On 16/01/07, Andre Engels andreengels@gmail.com wrote:
My idea was to scan these materials, put them on the web, and then make it available to some wiki-like collaborative effort. Volunteers from all over the world could then make themselves useful by doing the transcription of the material (I am thinking in the first place of manuscript material here - printed material is probably easier to transcribe through machine character recognition) and by creating descriptions, indices etcetera.
My idea would be to have something wiki-like, where the main pages would consists of a scan, its transcription (if available) and an area for comments.
And the original images would still be available next to the transcription in case of dispute (or a bad transcription). I seem to recall at least one major genealogical project is doing this - a Canadian census? - and it might be worth looking into that for information on how they work it
[checks]
http://automatedgenealogy.com/census/cache/index.html - using free(?) images from a government body, I think.
They don't use a wiki, but they do have the split-screen thing and what looks like a line-by-line database to feed material into. The line-by-line nature of the source adapts itself easily to this, of course, but it would still work with anything you can chop into reasonably discrete segments. And a wiki does seem the obvious tool to use, though I know we say that about almost everything!
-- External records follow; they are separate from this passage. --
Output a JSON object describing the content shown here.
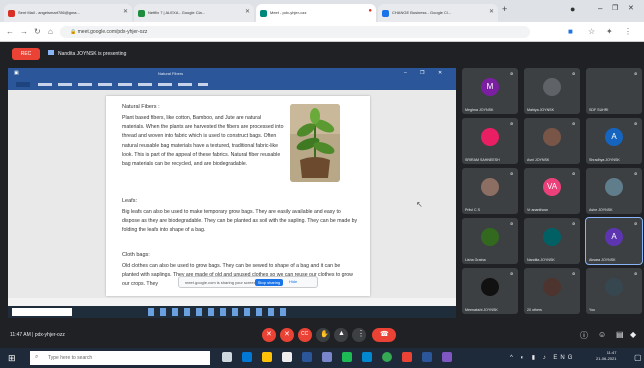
{
  "browser": {
    "tabs": [
      {
        "label": "Sent Mail - angelsmart786@gma..."
      },
      {
        "label": "Netflix 7 | ALEXA - Google Cla..."
      },
      {
        "label": "Meet - pdx-yhjer-ozz",
        "active": true
      },
      {
        "label": "CHANGE Business - Google Cl..."
      }
    ],
    "url": "meet.google.com/pdx-yhjer-ozz"
  },
  "meet": {
    "rec_label": "REC",
    "presenting_text": "Nandita JOYNSK is presenting",
    "meeting_info": "11:47 AM | pdx-yhjer-ozz",
    "share_banner": {
      "message": "meet.google.com is sharing your screen.",
      "stop_label": "Stop sharing",
      "hide_label": "Hide"
    }
  },
  "document": {
    "title": "Natural Fibers",
    "heading_fibers": "Natural Fibers :",
    "para_fibers": "Plant based fibers, like cotton, Bamboo, and Jute are natural materials. When the plants are harvested the fibers are processed into thread and woven into fabric which is used to construct bags. Often natural reusable bag materials have a textured, traditional fabric-like look. This is part of the appeal of these fabrics. Natural fiber reusable bag materials can be recycled, and are biodegradable.",
    "heading_leafs": "Leafs:",
    "para_leafs": "Big leafs can also be used to make temporary grow bags. They are easily available and easy to dispose as they are biodegradable. They can be planted as soil with the sapling. They can be made by folding the leafs into shape of a bag.",
    "heading_cloth": "Cloth bags:",
    "para_cloth": "Old clothes can also be used to grow bags. They can be sewed to shape of a bag and it can be planted with saplings. They are made of old and unused clothes so we can reuse our clothes to grow our crops. They"
  },
  "participants": [
    {
      "name": "Meghna JOYNSK",
      "initial": "M",
      "color": "#7b1fa2"
    },
    {
      "name": "Mahiya JOYNSK",
      "initial": "",
      "color": "#5f6368"
    },
    {
      "name": "SDF SUHRI",
      "initial": "",
      "color": "#3c4043"
    },
    {
      "name": "SRIRAM SAHNEESH",
      "initial": "",
      "color": "#e91e63"
    },
    {
      "name": "Avni JOYNSK",
      "initial": "",
      "color": "#795548"
    },
    {
      "name": "Shradhya JOYNSK",
      "initial": "A",
      "color": "#1565c0"
    },
    {
      "name": "Pritvi C S",
      "initial": "",
      "color": "#8d6e63"
    },
    {
      "name": "Vr ananthcsn",
      "initial": "VA",
      "color": "#ec407a"
    },
    {
      "name": "Ashe JOYNSK",
      "initial": "",
      "color": "#607d8b"
    },
    {
      "name": "Lisha Gratna",
      "initial": "",
      "color": "#33691e"
    },
    {
      "name": "Nandita JOYNSK",
      "initial": "",
      "color": "#006064"
    },
    {
      "name": "Aksara JOYNSK",
      "initial": "A",
      "color": "#5e35b1"
    },
    {
      "name": "Meenakshi JOYNSK",
      "initial": "",
      "color": "#111111"
    },
    {
      "name": "20 others",
      "initial": "",
      "color": "#4e342e"
    },
    {
      "name": "You",
      "initial": "",
      "color": "#37474f"
    }
  ],
  "taskbar": {
    "search_placeholder": "Type here to search",
    "time": "11:47",
    "date": "21-06-2021"
  },
  "colors": {
    "meet_bg": "#202124",
    "word_blue": "#2b579a",
    "end_call": "#ea4335"
  }
}
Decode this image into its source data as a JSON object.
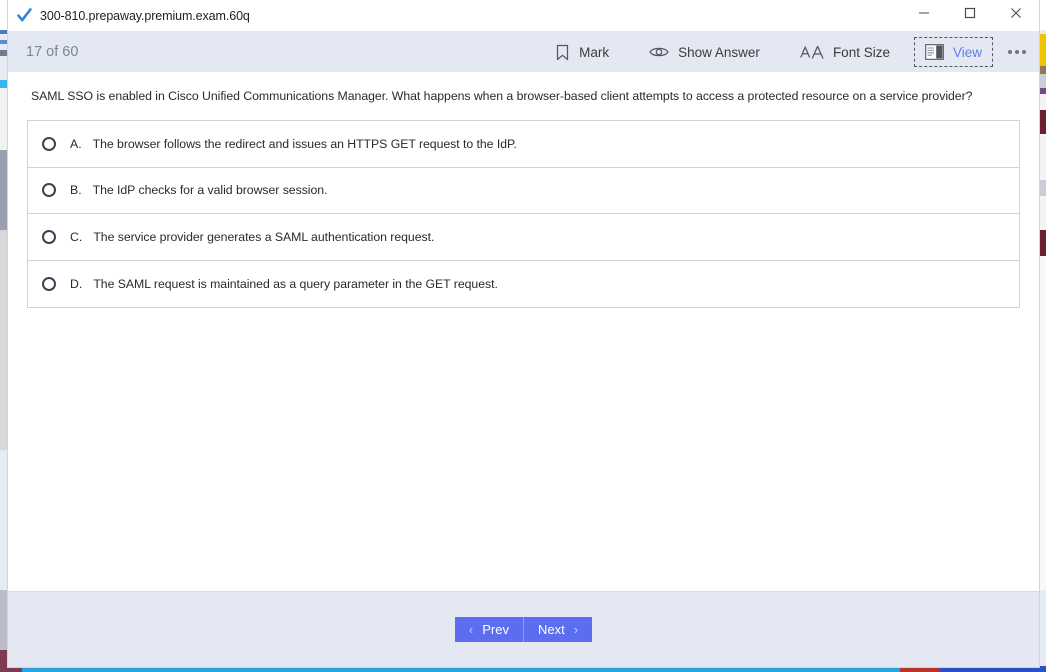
{
  "window": {
    "title": "300-810.prepaway.premium.exam.60q",
    "logo_icon": "blue-checkmark-icon",
    "controls": [
      {
        "name": "minimize",
        "icon": "minimize-icon"
      },
      {
        "name": "maximize",
        "icon": "maximize-icon"
      },
      {
        "name": "close",
        "icon": "close-icon"
      }
    ]
  },
  "toolbar": {
    "counter": "17 of 60",
    "actions": [
      {
        "label": "Mark",
        "icon": "bookmark-icon",
        "focused": false
      },
      {
        "label": "Show Answer",
        "icon": "eye-icon",
        "focused": false
      },
      {
        "label": "Font Size",
        "icon": "font-size-icon",
        "focused": false
      },
      {
        "label": "View",
        "icon": "view-panel-icon",
        "focused": true
      }
    ],
    "more_label": "more-options",
    "more_icon": "ellipsis-icon"
  },
  "question": {
    "text": "SAML SSO is enabled in Cisco Unified Communications Manager. What happens when a browser-based client attempts to access a protected resource on a service provider?",
    "options": [
      {
        "letter": "A.",
        "text": "The browser follows the redirect and issues an HTTPS GET request to the IdP.",
        "selected": false
      },
      {
        "letter": "B.",
        "text": "The IdP checks for a valid browser session.",
        "selected": false
      },
      {
        "letter": "C.",
        "text": "The service provider generates a SAML authentication request.",
        "selected": false
      },
      {
        "letter": "D.",
        "text": "The SAML request is maintained as a query parameter in the GET request.",
        "selected": false
      }
    ]
  },
  "footer": {
    "prev_label": "Prev",
    "next_label": "Next",
    "prev_chevron": "‹",
    "next_chevron": "›"
  },
  "colors": {
    "accent_blue": "#5b6ef0",
    "toolbar_bg": "#e3e8f2",
    "focus_text": "#5b7fe8",
    "counter_text": "#7a8699",
    "option_border": "#ccd3e0"
  }
}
It wouldn't be perfectly accurate, but it would be searchable, which is basically what most people are doing with scans of printed material now; giving it a quick OCR pass to get a mostly-searchable version of the text and then handing an image of the page to the searcher. (And I suppose there is always the possibility for using the results of large-scale distributed transcription to help work on historic-handwriting OCR - we can do modern hand much more easily than we can even century-old copperplate, much less any of the older "legal" styles of writing. But that's a long way away)
We certainly wouldn't solve the "digitisation problem", and having the images out there with good metadata on them is arguably of more academic use than doing the transcriptions, but it would be very interesting to have one specific (largish) thing to work on, release it to the world as a trial project, see if it takes off.